Question

A particle that can move along the x-axis is part of a system with potential energy

$U\left(x\right)=\frac{A}{x^2}-\frac{B}{x}$

where A and B are positive constants.

a. Where are the particle’s equilibrium positions?
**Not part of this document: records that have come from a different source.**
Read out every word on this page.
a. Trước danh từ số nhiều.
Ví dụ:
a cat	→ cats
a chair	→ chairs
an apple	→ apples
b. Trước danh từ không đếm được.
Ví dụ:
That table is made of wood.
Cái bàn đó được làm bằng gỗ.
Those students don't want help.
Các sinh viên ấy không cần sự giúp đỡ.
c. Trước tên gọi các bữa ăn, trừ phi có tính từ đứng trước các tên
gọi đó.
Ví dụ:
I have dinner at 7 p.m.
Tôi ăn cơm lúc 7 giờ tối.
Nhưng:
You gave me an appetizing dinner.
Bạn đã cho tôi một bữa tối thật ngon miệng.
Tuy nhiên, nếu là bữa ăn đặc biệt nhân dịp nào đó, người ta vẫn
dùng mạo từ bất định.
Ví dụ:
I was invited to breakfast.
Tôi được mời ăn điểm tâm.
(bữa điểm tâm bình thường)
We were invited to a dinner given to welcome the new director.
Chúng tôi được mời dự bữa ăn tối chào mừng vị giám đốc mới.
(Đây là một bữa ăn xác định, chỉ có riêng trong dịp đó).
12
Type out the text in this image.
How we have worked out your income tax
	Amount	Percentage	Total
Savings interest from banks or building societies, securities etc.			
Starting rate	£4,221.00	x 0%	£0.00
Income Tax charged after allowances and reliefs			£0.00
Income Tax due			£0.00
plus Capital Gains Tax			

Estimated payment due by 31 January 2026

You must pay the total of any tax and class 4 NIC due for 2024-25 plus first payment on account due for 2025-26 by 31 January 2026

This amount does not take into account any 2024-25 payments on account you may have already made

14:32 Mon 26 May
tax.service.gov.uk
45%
b. For each, is it a point of stable or unstable equilibrium?

Short answer

(a) The equilibrium position is $x=\frac{2A}{B}$

(b) Since $-{\left.\frac{d^{2}U}{d{x}^2}\right|}_{x=\frac{2A}{B}}<0$, the equilibrium position $x=\frac{2A}{B}$is stable.

Step-by-step solution

Given information (part a)

A system has potential energy$U\left(x\right)=\frac{A}{x^2}-\frac{B}{x}$, whereA and B are positive constants.

Explanation (part a)

To find the equilibrium positions,

$$\begin{gathered} U\left(x\right)=\frac{A}{x^2}-\frac{B}{x} \\ -\frac{dU\left(x\right)}{dx}=0 \\ -\frac{d}{dx}\left(\frac{A}{x^2}-\frac{B}{x}\right)=0 \\ \frac{2A}{x^3}-\frac{B}{x^2}=0 \\ 2A-Bx=0 \\ x=\frac{2A}{B} \end{gathered}$$

Given information (part b)

A system has potential energy$U\left(x\right)=\frac{A}{x^2}-\frac{B}{x}$, whereA and B are positive constants.

Explanation (part b)

To determine the stability,

$$\begin{gathered} -\frac{d^{2}U}{d{x}^2}=-\frac{d^2}{d{x}^2}\left(\frac{A}{x^2}-\frac{B}{x}\right) \\ -\frac{d^{2}U}{d{x}^2}=-\frac{d}{dx}\left(\frac{B}{x^2}-\frac{2A}{x^3}\right) \\ -\frac{d^{2}U}{d{x}^2}=\frac{2B}{x^3}-\frac{6A}{x^4} \\ -{\left.\frac{d^{2}U}{d{x}^2}\right|}_{x=\frac{2A}{B}}=\frac{2B}{{\left(\frac{2A}{B}\right)}^3}-\frac{6A}{{\left(\frac{2A}{B}\right)}^4} \\ -{\left.\frac{d^{2}U}{d{x}^2}\right|}_{x=\frac{2A}{B}}=\frac{B^4}{4A^3}-\frac{3B^4}{8A^3} \\ -{\left.\frac{d^{2}U}{d{x}^2}\right|}_{x=\frac{2A}{B}}=-\frac{B^4}{8A^3}<0\text{, since}A>0,B>0 \end{gathered}$$